Zuckerrohr spielt auf den Kapverden eine bedeutende Rolle – nicht nur zum Schnapsbrennen. Doch darüber später. Der nach dem Auspressen verbleibende Trester wird keineswegs entsorgt. Er dient noch als Tierfutter.


Zuckerrohr


Trester des Zuckerrohrs

Irgendwie schaffte es Ursel dann doch noch zu unserem Etappenziel. Das letzte Stück nach Assomada hinein war sowieso per Fahrzeug geplant. Das Hotel Residencial Cosmos machte keinen guten Eindruck. Deshalb suchten wir zum Abendessen eine andere Lokalität. Es erwies sich jedoch als schwierig. So nahmen wir mit einer einfachen Churrascaria (Grillrestaurant) vorlieb. Sie ist nicht zu vergleichen mit denen aus Brasilien, aber das gegrillte halbe Hähnchen hat prima geschmeckt. Am Nachbartisch wurden Bohnen ausgepult, und mittels (magerer) Französichkenntnisse kam sogar ein Gespräch zustande. Unser Wanderleiter und Dolmetscher war ja nach Hause gefahren.


Schild am Eingang des Naturparks Serra Malagueta


Endemischer Strauch

Ursel brauchte einen Ruhetag.

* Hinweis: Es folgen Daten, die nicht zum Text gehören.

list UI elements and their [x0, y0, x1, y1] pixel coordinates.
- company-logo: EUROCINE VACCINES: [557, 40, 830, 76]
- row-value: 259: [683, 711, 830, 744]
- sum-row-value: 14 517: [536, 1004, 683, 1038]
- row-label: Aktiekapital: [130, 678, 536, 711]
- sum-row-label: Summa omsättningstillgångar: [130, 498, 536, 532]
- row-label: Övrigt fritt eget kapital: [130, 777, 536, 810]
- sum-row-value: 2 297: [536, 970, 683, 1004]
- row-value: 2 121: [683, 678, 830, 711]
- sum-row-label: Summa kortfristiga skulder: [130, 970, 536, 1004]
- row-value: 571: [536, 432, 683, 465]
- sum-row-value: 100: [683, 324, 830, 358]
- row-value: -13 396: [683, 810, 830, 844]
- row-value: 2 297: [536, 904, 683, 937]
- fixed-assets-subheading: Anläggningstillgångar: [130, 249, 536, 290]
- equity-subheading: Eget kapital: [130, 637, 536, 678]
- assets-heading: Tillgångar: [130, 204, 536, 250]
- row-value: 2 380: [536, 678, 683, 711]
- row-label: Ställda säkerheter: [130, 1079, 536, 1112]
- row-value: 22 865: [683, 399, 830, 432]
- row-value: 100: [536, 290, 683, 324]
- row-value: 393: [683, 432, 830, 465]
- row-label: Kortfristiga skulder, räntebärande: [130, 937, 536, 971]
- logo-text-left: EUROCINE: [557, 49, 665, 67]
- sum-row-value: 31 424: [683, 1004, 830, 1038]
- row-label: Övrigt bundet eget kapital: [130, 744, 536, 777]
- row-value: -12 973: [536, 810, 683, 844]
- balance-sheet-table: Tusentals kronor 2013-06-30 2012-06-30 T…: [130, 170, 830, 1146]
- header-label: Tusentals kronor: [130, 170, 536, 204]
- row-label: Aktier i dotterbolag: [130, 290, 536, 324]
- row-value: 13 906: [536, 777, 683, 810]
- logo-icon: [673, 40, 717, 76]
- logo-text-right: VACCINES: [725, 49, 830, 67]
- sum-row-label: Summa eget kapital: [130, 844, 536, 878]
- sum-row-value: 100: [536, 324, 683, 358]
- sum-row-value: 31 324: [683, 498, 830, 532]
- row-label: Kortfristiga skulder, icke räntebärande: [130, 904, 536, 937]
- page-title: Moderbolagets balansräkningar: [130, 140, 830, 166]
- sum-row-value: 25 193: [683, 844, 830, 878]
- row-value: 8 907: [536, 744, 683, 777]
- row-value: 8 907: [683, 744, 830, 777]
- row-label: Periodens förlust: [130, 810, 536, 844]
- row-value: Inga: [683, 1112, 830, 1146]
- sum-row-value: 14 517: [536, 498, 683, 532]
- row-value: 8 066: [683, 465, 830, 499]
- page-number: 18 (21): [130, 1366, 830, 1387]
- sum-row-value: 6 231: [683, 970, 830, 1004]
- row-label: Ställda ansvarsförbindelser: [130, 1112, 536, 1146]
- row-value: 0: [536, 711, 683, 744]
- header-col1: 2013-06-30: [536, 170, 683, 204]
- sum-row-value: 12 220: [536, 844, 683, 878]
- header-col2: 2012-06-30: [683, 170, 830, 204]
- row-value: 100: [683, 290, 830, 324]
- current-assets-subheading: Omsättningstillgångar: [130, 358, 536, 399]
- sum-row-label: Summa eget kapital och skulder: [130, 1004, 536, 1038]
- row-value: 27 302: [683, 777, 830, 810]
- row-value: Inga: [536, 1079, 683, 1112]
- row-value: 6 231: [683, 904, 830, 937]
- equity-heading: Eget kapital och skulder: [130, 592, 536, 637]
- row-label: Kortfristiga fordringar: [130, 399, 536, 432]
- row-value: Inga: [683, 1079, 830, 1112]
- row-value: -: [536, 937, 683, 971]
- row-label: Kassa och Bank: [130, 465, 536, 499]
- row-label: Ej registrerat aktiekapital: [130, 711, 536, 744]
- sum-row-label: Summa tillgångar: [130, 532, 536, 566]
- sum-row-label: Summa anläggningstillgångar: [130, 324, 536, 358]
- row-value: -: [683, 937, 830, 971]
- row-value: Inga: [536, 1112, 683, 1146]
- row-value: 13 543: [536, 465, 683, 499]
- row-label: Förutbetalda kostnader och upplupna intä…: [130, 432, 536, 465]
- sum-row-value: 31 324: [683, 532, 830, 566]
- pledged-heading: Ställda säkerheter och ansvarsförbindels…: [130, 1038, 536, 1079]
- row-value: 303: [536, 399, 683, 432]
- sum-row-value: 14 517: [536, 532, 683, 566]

Sie wurde per Sammeltaxi nach Calheta befördert, wo wir zweimal übernachteten. Schade, denn die Wanderung durch den Nationalpark mit vielen endemischen Pflanzen war sehr schön. Wolken verweigerten uns jedoch die Weitsicht.


Tiefblick


Fast zugewachsener Pfad

Ein kurzes Stück befanden wir uns auf dem Gongon-Trail, um dann über teils verschlungene Höhenwege mit normalerweise phantastischen Tiefblicken weiterzuwandern und schließlich zu einem Dorf der Rabelados abzusteigen. Diese ehemaligen Rebellen gegen die Liturgiereform der katholischen Kirche wohnen noch heute sehr sehr einfach in Strohütten, leben aber mittlerweile nicht mehr so abgeschottet. Nur deshalb ist ein Besuch überhaupt möglich. Von den portugiesischen Kolonialherren wurden sie verfolgt. Heute genießen sie Privilegien, wie z.B. Steuerfreiheit.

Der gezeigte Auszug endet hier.